Writing in the journal Nature Medicine, the researchers said the transplants clearly helped the rats, but some of the cells started growing in a way that could eventually lead to a tumor.
Various types of cell transplants are being tried to treat Parkinson's disease, caused when dopamine-releasing cells die in the brain.
This key neurotransmitter, or message-carrying chemical, is involved in movement and Parkinson's patients suffer muscle dysfunction that can often lead to paralysis. Drugs can slow the process for a while but there is no cure.
The idea behind brain cell transplants is to replace the dead cells. Stem cells are considered particularly promising as they can be directed to form the precise desired tissue and do not trigger an immune response.
Goldman's team used human embryonic stem cells. Taken from days-old embryos, these cells can form any kind of cell in the body.

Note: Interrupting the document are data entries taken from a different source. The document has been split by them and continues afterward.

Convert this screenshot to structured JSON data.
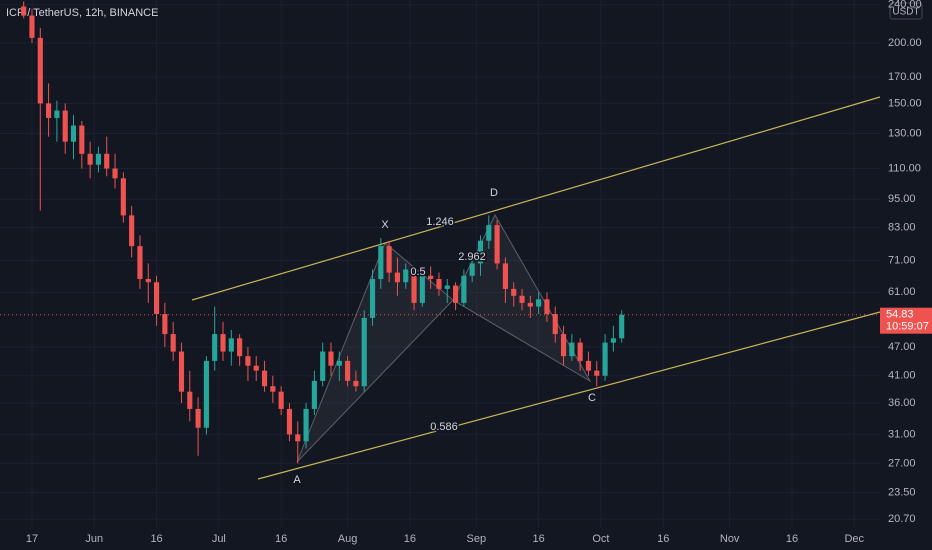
{
  "chart_data": {
    "type": "candlestick",
    "title": "ICP / TetherUS, 12h, BINANCE",
    "currency": "USDT",
    "log_scale": true,
    "grid": true,
    "up_color": "#26a69a",
    "down_color": "#ef5350",
    "x": [
      -2,
      0,
      2,
      4,
      6,
      8,
      10,
      12,
      14,
      16,
      18,
      20,
      22,
      24,
      26,
      28,
      30,
      32,
      34,
      36,
      38,
      40,
      42,
      44,
      46,
      48,
      50,
      52,
      54,
      56,
      58,
      60,
      62,
      64,
      66,
      68,
      70,
      72,
      74,
      76,
      78,
      80,
      82,
      84,
      86,
      88,
      90,
      92,
      94,
      96,
      98,
      100,
      102,
      104,
      106,
      108,
      110,
      112,
      114,
      116,
      118,
      120,
      122,
      124,
      126,
      128,
      130,
      132,
      134,
      136,
      138,
      140,
      142
    ],
    "open": [
      238,
      228,
      205,
      150,
      140,
      145,
      125,
      135,
      118,
      112,
      118,
      110,
      105,
      88,
      76,
      65,
      64,
      55,
      50,
      46,
      38,
      35,
      32,
      44,
      50,
      46,
      49,
      45,
      43,
      42,
      39,
      38,
      35,
      31,
      30,
      35,
      40,
      46,
      43,
      44,
      40,
      39,
      54,
      65,
      76,
      67,
      64,
      68,
      58,
      66,
      65,
      62,
      63,
      58,
      66,
      70,
      78,
      84,
      70,
      62,
      60,
      58,
      57,
      59,
      55,
      50,
      45,
      48,
      44,
      42,
      41,
      48,
      49
    ],
    "high": [
      244,
      235,
      215,
      165,
      152,
      150,
      142,
      138,
      125,
      122,
      128,
      118,
      108,
      92,
      80,
      70,
      66,
      58,
      53,
      48,
      42,
      37,
      45,
      57,
      53,
      51,
      50,
      47,
      45,
      44,
      41,
      39,
      36,
      33,
      36,
      42,
      48,
      48,
      46,
      45,
      42,
      56,
      68,
      79,
      78,
      72,
      70,
      69,
      68,
      69,
      67,
      65,
      64,
      68,
      73,
      80,
      88,
      86,
      72,
      64,
      62,
      60,
      61,
      61,
      57,
      52,
      50,
      49,
      46,
      44,
      50,
      52,
      56
    ],
    "low": [
      225,
      200,
      90,
      128,
      125,
      118,
      115,
      110,
      105,
      108,
      106,
      100,
      85,
      72,
      62,
      58,
      52,
      47,
      44,
      36,
      33,
      28,
      31,
      42,
      44,
      43,
      43,
      40,
      40,
      38,
      36,
      34,
      30,
      27,
      29,
      34,
      39,
      41,
      40,
      39,
      38,
      38,
      52,
      62,
      64,
      60,
      62,
      56,
      57,
      62,
      60,
      58,
      56,
      57,
      64,
      66,
      75,
      68,
      58,
      57,
      56,
      54,
      55,
      53,
      48,
      43,
      44,
      42,
      41,
      39,
      40,
      46,
      48
    ],
    "close": [
      228,
      205,
      150,
      140,
      145,
      125,
      135,
      118,
      112,
      118,
      110,
      105,
      88,
      76,
      65,
      64,
      55,
      50,
      46,
      38,
      35,
      32,
      44,
      50,
      46,
      49,
      45,
      43,
      42,
      39,
      38,
      35,
      31,
      30,
      35,
      40,
      46,
      43,
      44,
      40,
      39,
      54,
      65,
      76,
      67,
      64,
      68,
      58,
      66,
      65,
      62,
      63,
      58,
      66,
      70,
      78,
      84,
      70,
      62,
      60,
      58,
      57,
      59,
      55,
      50,
      45,
      48,
      44,
      42,
      41,
      48,
      49,
      54.83
    ],
    "xlim": [
      -7.7,
      204.2
    ],
    "xticks": [
      {
        "value": 0,
        "label": "17"
      },
      {
        "value": 15,
        "label": "Jun"
      },
      {
        "value": 30,
        "label": "16"
      },
      {
        "value": 45,
        "label": "Jul"
      },
      {
        "value": 60,
        "label": "16"
      },
      {
        "value": 76,
        "label": "Aug"
      },
      {
        "value": 91,
        "label": "16"
      },
      {
        "value": 107,
        "label": "Sep"
      },
      {
        "value": 122,
        "label": "16"
      },
      {
        "value": 137,
        "label": "Oct"
      },
      {
        "value": 152,
        "label": "16"
      },
      {
        "value": 168,
        "label": "Nov"
      },
      {
        "value": 183,
        "label": "16"
      },
      {
        "value": 198,
        "label": "Dec"
      }
    ],
    "ylim": [
      19.85,
      245.5
    ],
    "yticks": [
      {
        "value": 20.7,
        "label": "20.70"
      },
      {
        "value": 23.5,
        "label": "23.50"
      },
      {
        "value": 27,
        "label": "27.00"
      },
      {
        "value": 31,
        "label": "31.00"
      },
      {
        "value": 36,
        "label": "36.00"
      },
      {
        "value": 41,
        "label": "41.00"
      },
      {
        "value": 47,
        "label": "47.00"
      },
      {
        "value": 61,
        "label": "61.00"
      },
      {
        "value": 71,
        "label": "71.00"
      },
      {
        "value": 83,
        "label": "83.00"
      },
      {
        "value": 95,
        "label": "95.00"
      },
      {
        "value": 110,
        "label": "110.00"
      },
      {
        "value": 130,
        "label": "130.00"
      },
      {
        "value": 150,
        "label": "150.00"
      },
      {
        "value": 170,
        "label": "170.00"
      },
      {
        "value": 200,
        "label": "200.00"
      },
      {
        "value": 240,
        "label": "240.00"
      }
    ],
    "last_price": {
      "value": 54.83,
      "label": "54.83"
    },
    "countdown": "10:59:07",
    "annotations": [
      "X",
      "A",
      "D",
      "C",
      "1.246",
      "0.5",
      "2.962",
      "0.586"
    ]
  }
}
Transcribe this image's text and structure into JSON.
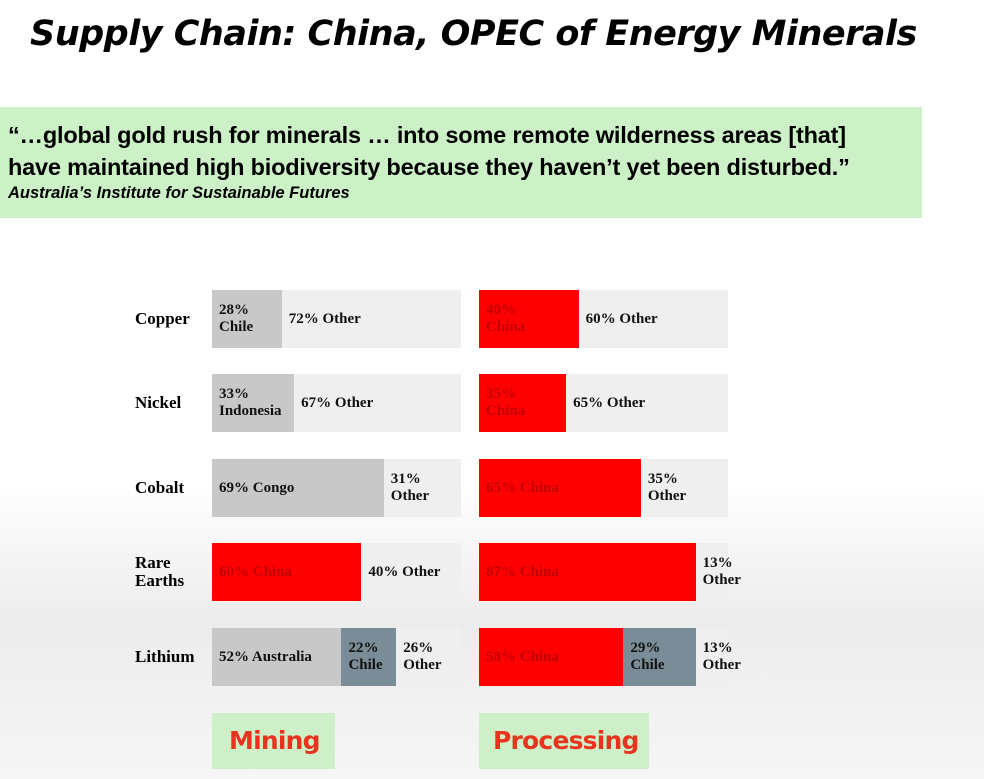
{
  "slide": {
    "title": "Supply Chain: China, OPEC of Energy Minerals",
    "quote_lines": [
      "“…global gold rush for minerals … into some remote wilderness areas [that]",
      "have maintained high biodiversity because they haven’t yet been disturbed.”"
    ],
    "quote_source": "Australia’s Institute for Sustainable Futures"
  },
  "colors": {
    "china": "#ff0000",
    "other_share": "#c8c8c8",
    "chile_lithium": "#798c97",
    "remainder": "#efefef",
    "quote_bg": "#ccf1c7",
    "category_text": "#e8341e"
  },
  "chart_data": {
    "type": "bar",
    "stacked": true,
    "orientation": "horizontal",
    "unit": "%",
    "categories": [
      "Copper",
      "Nickel",
      "Cobalt",
      "Rare Earths",
      "Lithium"
    ],
    "category_labels": [
      "Copper",
      "Nickel",
      "Cobalt",
      "Rare\nEarths",
      "Lithium"
    ],
    "panels": [
      {
        "name": "Mining",
        "rows": [
          {
            "segments": [
              {
                "label": "28%\nChile",
                "value": 28,
                "color": "#c8c8c8"
              },
              {
                "label": "72% Other",
                "value": 72,
                "color": "#efefef"
              }
            ]
          },
          {
            "segments": [
              {
                "label": "33%\nIndonesia",
                "value": 33,
                "color": "#c8c8c8"
              },
              {
                "label": "67% Other",
                "value": 67,
                "color": "#efefef"
              }
            ]
          },
          {
            "segments": [
              {
                "label": "69% Congo",
                "value": 69,
                "color": "#c8c8c8"
              },
              {
                "label": "31%\nOther",
                "value": 31,
                "color": "#efefef"
              }
            ]
          },
          {
            "segments": [
              {
                "label": "60% China",
                "value": 60,
                "color": "#ff0000"
              },
              {
                "label": "40% Other",
                "value": 40,
                "color": "#efefef"
              }
            ]
          },
          {
            "segments": [
              {
                "label": "52% Australia",
                "value": 52,
                "color": "#c8c8c8"
              },
              {
                "label": "22%\nChile",
                "value": 22,
                "color": "#798c97"
              },
              {
                "label": "26%\nOther",
                "value": 26,
                "color": "#efefef"
              }
            ]
          }
        ]
      },
      {
        "name": "Processing",
        "rows": [
          {
            "segments": [
              {
                "label": "40%\nChina",
                "value": 40,
                "color": "#ff0000"
              },
              {
                "label": "60% Other",
                "value": 60,
                "color": "#efefef"
              }
            ]
          },
          {
            "segments": [
              {
                "label": "35%\nChina",
                "value": 35,
                "color": "#ff0000"
              },
              {
                "label": "65% Other",
                "value": 65,
                "color": "#efefef"
              }
            ]
          },
          {
            "segments": [
              {
                "label": "65% China",
                "value": 65,
                "color": "#ff0000"
              },
              {
                "label": "35%\nOther",
                "value": 35,
                "color": "#efefef"
              }
            ]
          },
          {
            "segments": [
              {
                "label": "87% China",
                "value": 87,
                "color": "#ff0000"
              },
              {
                "label": "13%\nOther",
                "value": 13,
                "color": "#efefef"
              }
            ]
          },
          {
            "segments": [
              {
                "label": "58% China",
                "value": 58,
                "color": "#ff0000"
              },
              {
                "label": "29%\nChile",
                "value": 29,
                "color": "#798c97"
              },
              {
                "label": "13%\nOther",
                "value": 13,
                "color": "#efefef"
              }
            ]
          }
        ]
      }
    ]
  }
}
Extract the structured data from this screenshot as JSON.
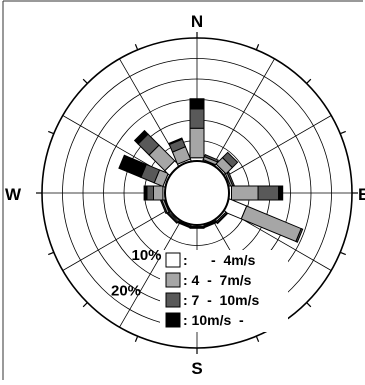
{
  "chart_data": {
    "type": "windrose",
    "title": "",
    "directions": [
      "N",
      "NNE",
      "NE",
      "ENE",
      "E",
      "ESE",
      "SE",
      "SSE",
      "S",
      "SSW",
      "SW",
      "WSW",
      "W",
      "WNW",
      "NW",
      "NNW"
    ],
    "cardinal_labels": {
      "N": "N",
      "E": "E",
      "S": "S",
      "W": "W"
    },
    "radial_ticks": [
      10,
      20
    ],
    "radial_tick_labels": [
      "10%",
      "20%"
    ],
    "r_max": 30,
    "calm_center": true,
    "grid": true,
    "legend_position": "bottom-left",
    "series": [
      {
        "name": ":      -  4m/s",
        "color": "#ffffff",
        "values": [
          0.8,
          0.3,
          0.5,
          0.4,
          0.6,
          4.6,
          0.5,
          0.3,
          0.4,
          0.3,
          0.4,
          0.3,
          0.5,
          0.5,
          1.6,
          0.5
        ]
      },
      {
        "name": ": 4  -  7m/s",
        "color": "#a6a6a6",
        "values": [
          7.2,
          0.8,
          2.2,
          0.5,
          6.5,
          14.4,
          0.3,
          0.2,
          0.2,
          0.2,
          0.3,
          0.5,
          2.3,
          2.3,
          5.4,
          3.2
        ]
      },
      {
        "name": ": 7  -  10m/s",
        "color": "#595959",
        "values": [
          4.7,
          0.5,
          1.8,
          0.4,
          5.0,
          0.4,
          0.2,
          0.2,
          0.2,
          0.2,
          0.2,
          0.3,
          1.6,
          3.5,
          3.8,
          2.0
        ]
      },
      {
        "name": ": 10m/s  -",
        "color": "#000000",
        "values": [
          2.5,
          0.0,
          0.0,
          0.0,
          1.0,
          0.0,
          0.0,
          0.0,
          0.0,
          0.0,
          0.0,
          0.0,
          0.7,
          5.8,
          1.2,
          0.3
        ]
      }
    ]
  }
}
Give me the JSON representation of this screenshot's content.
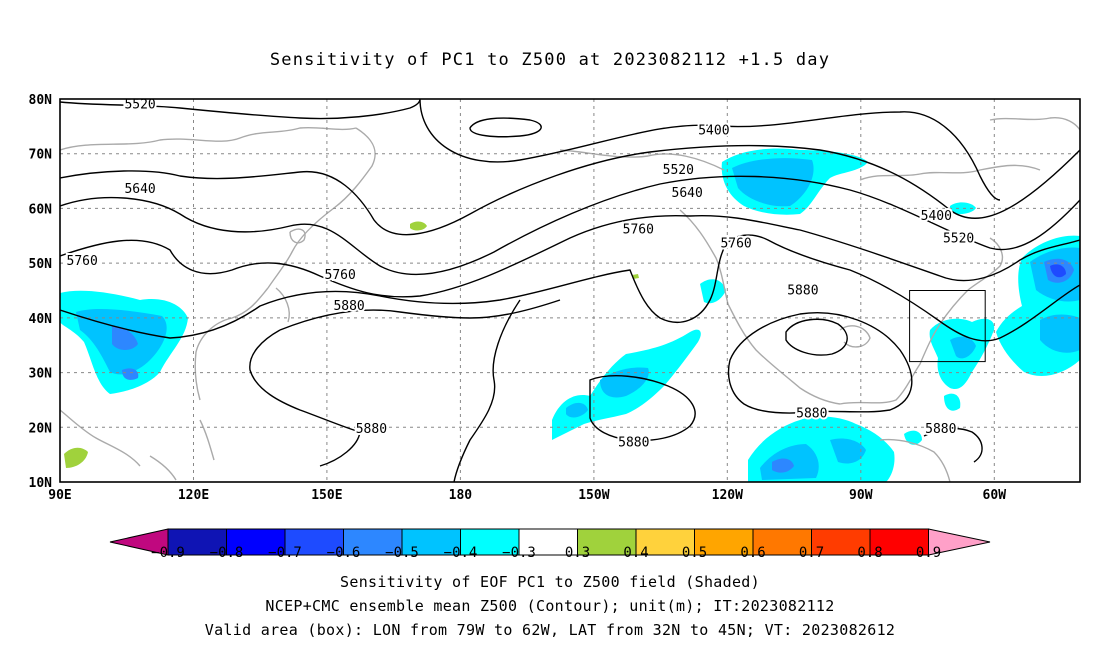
{
  "title": "Sensitivity of PC1 to Z500 at 2023082112 +1.5 day",
  "lat_labels": [
    "80N",
    "70N",
    "60N",
    "50N",
    "40N",
    "30N",
    "20N",
    "10N"
  ],
  "lon_labels": [
    "90E",
    "120E",
    "150E",
    "180",
    "150W",
    "120W",
    "90W",
    "60W"
  ],
  "contour_labels": [
    {
      "text": "5520",
      "lon": 108,
      "lat": 79.1
    },
    {
      "text": "5400",
      "lon": -123,
      "lat": 74.3
    },
    {
      "text": "5520",
      "lon": -131,
      "lat": 67.1
    },
    {
      "text": "5640",
      "lon": -129,
      "lat": 62.9
    },
    {
      "text": "5640",
      "lon": 108,
      "lat": 63.6
    },
    {
      "text": "5400",
      "lon": -73,
      "lat": 58.7
    },
    {
      "text": "5520",
      "lon": -68,
      "lat": 54.6
    },
    {
      "text": "5760",
      "lon": -140,
      "lat": 56.2
    },
    {
      "text": "5760",
      "lon": -118,
      "lat": 53.7
    },
    {
      "text": "5760",
      "lon": 95,
      "lat": 50.5
    },
    {
      "text": "5760",
      "lon": 153,
      "lat": 47.9
    },
    {
      "text": "5880",
      "lon": 155,
      "lat": 42.3
    },
    {
      "text": "5880",
      "lon": -103,
      "lat": 45.1
    },
    {
      "text": "5880",
      "lon": 160,
      "lat": 19.8
    },
    {
      "text": "5880",
      "lon": -141,
      "lat": 17.3
    },
    {
      "text": "5880",
      "lon": -101,
      "lat": 22.6
    },
    {
      "text": "5880",
      "lon": -72,
      "lat": 19.8
    }
  ],
  "valid_box": {
    "lon_min": -79,
    "lon_max": -62,
    "lat_min": 32,
    "lat_max": 45
  },
  "colorbar": {
    "colors": [
      "#c0087f",
      "#0f14b4",
      "#0000ff",
      "#1e4bff",
      "#2d87ff",
      "#00c3ff",
      "#00ffff",
      "#ffffff",
      "#a0d23c",
      "#ffd23c",
      "#ffa500",
      "#ff7800",
      "#ff3c00",
      "#ff0000",
      "#ffa0c8"
    ],
    "labels": [
      "−0.9",
      "−0.8",
      "−0.7",
      "−0.6",
      "−0.5",
      "−0.4",
      "−0.3",
      "0.3",
      "0.4",
      "0.5",
      "0.6",
      "0.7",
      "0.8",
      "0.9"
    ]
  },
  "captions": {
    "line1": "Sensitivity of EOF PC1 to Z500 field (Shaded)",
    "line2": "NCEP+CMC ensemble mean Z500 (Contour); unit(m); IT:2023082112",
    "line3": "Valid area (box): LON from 79W to 62W, LAT from 32N to 45N; VT: 2023082612"
  }
}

This batch had been cultured in substances aimed at making them become brain cells.
Previous groups have tried to coax stem cells into becoming dopamine-releasing cells.
Goldman's team apparently succeeded and transplanted them into the rats with an equivalent of Parkinson's damage. The animals did get better.
But the grafted cells started to show areas that no longer consisted of dopamine-releasing neurons, but of dividing cells that had the potential to give rise to tumors.
The researchers killed the animals before they could know for sure, and said any experiments in humans would have to be done very cautiously.
Scientists have long feared that human embryonic stem cells could turn into tumors, because of their pliability.
Opponents of embryonic stem cell research cite such threats. Many opponents, including
President George W. Bush and some members of Congress, believe it is immoral to destroy human embryos to obtain their stem cells.
Here's what I don't get:
The researchers killed the animals before they could know for sure
Uh, scientists? If you see cells growing in a way that appears to be shaping up to be a tumor, why not confirm your theory by watching what happens next instead of immediately destroying the evidence? If lab rats have to die, shouldn't they at least give their lives to MAKE SURE human beings don't receive brain tumors as a result of shoddily-performed medical research?
*sigh*
Ah, but if they didn't hurry and kill off the lab rats, then we might have evidence that stem cells DO in fact cause tumors. And they can't have that, nope. That would look dreadful on the front of the New York Times or scrolling across the bottom of the screen on CNN.